Australia’s Yalumba is codifying the use of the term ‘old vines’.
Starting with the 2007 vintage, the Barossa producer will use the term ‘old vine’ on labels only for wine made from vines that are at least 35 years old.
In the absence of a nationwide standard for terms like ‘old’, Yalumba says, producers can make arbitrary, conflicting and potentially misleading claims.
So it has decided to impose its own criteria, now codified in the ‘Yalumba Old Vine Charter’.
‘We have been concerned for some years about this “old vine” definition and other nomenclatures in our trade,’ proprietor Robert Hill Smith told decanter.com. ’However we are not lobbyists.’
Ten years in the making, the Charter was formalised in part to encourage regions to start a register of vine planting by vineyard and variety, and in part to spark debate and discussion.
‘So far the reaction has been very positive,’ Hill Smith said .

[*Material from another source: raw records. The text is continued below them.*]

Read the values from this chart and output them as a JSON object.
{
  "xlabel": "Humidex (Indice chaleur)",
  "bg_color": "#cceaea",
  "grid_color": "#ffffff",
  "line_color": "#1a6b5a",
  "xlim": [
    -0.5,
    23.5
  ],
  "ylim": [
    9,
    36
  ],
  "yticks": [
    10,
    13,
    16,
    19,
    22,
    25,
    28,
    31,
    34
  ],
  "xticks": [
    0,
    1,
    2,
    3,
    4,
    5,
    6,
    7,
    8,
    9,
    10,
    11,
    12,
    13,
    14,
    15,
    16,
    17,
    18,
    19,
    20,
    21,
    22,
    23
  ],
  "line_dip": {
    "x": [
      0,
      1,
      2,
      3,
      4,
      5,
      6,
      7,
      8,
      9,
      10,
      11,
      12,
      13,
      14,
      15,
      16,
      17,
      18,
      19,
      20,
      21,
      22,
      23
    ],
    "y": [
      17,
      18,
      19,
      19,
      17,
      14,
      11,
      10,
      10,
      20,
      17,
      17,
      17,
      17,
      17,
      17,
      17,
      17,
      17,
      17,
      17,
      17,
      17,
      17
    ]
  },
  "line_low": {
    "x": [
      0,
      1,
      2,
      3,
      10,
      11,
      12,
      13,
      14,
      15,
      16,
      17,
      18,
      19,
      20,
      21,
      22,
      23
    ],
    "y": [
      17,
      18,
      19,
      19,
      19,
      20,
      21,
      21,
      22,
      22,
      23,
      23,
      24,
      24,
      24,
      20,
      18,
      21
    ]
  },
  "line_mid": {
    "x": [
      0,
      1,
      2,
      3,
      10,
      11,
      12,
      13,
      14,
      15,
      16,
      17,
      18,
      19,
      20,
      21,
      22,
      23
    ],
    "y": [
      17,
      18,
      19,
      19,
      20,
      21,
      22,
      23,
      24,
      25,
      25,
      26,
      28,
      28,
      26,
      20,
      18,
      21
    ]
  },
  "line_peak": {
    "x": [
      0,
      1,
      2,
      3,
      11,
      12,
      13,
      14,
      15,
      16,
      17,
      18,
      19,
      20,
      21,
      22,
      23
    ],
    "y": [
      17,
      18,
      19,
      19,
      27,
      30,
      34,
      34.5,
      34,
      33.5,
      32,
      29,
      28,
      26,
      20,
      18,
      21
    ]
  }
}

‘I think this will go further on a voluntary basis for the moment and achieve its own momentum.’
In addition to defining ‘old’, the Yalumba Old Vine Charter indicates that ‘antique’ (or Very Old) can old be used for vines that are least 70, while only those that are at least 100 can be called ‘centenarian’ – or ‘Exceptionally Old’.
A press releases says vines can be called ‘tri-centenary’ if they span three centuries. That would be ‘Very, Bloody, Exceptionally Old’, it adds.
Hill Smith said he hoped not only Australia but also other countries, such as New Zealand, might embrace the terminology.
‘It would be nice if the kiwis came on board,’ he said, ‘as we exited the World Cup together showing a new willingness to partner.’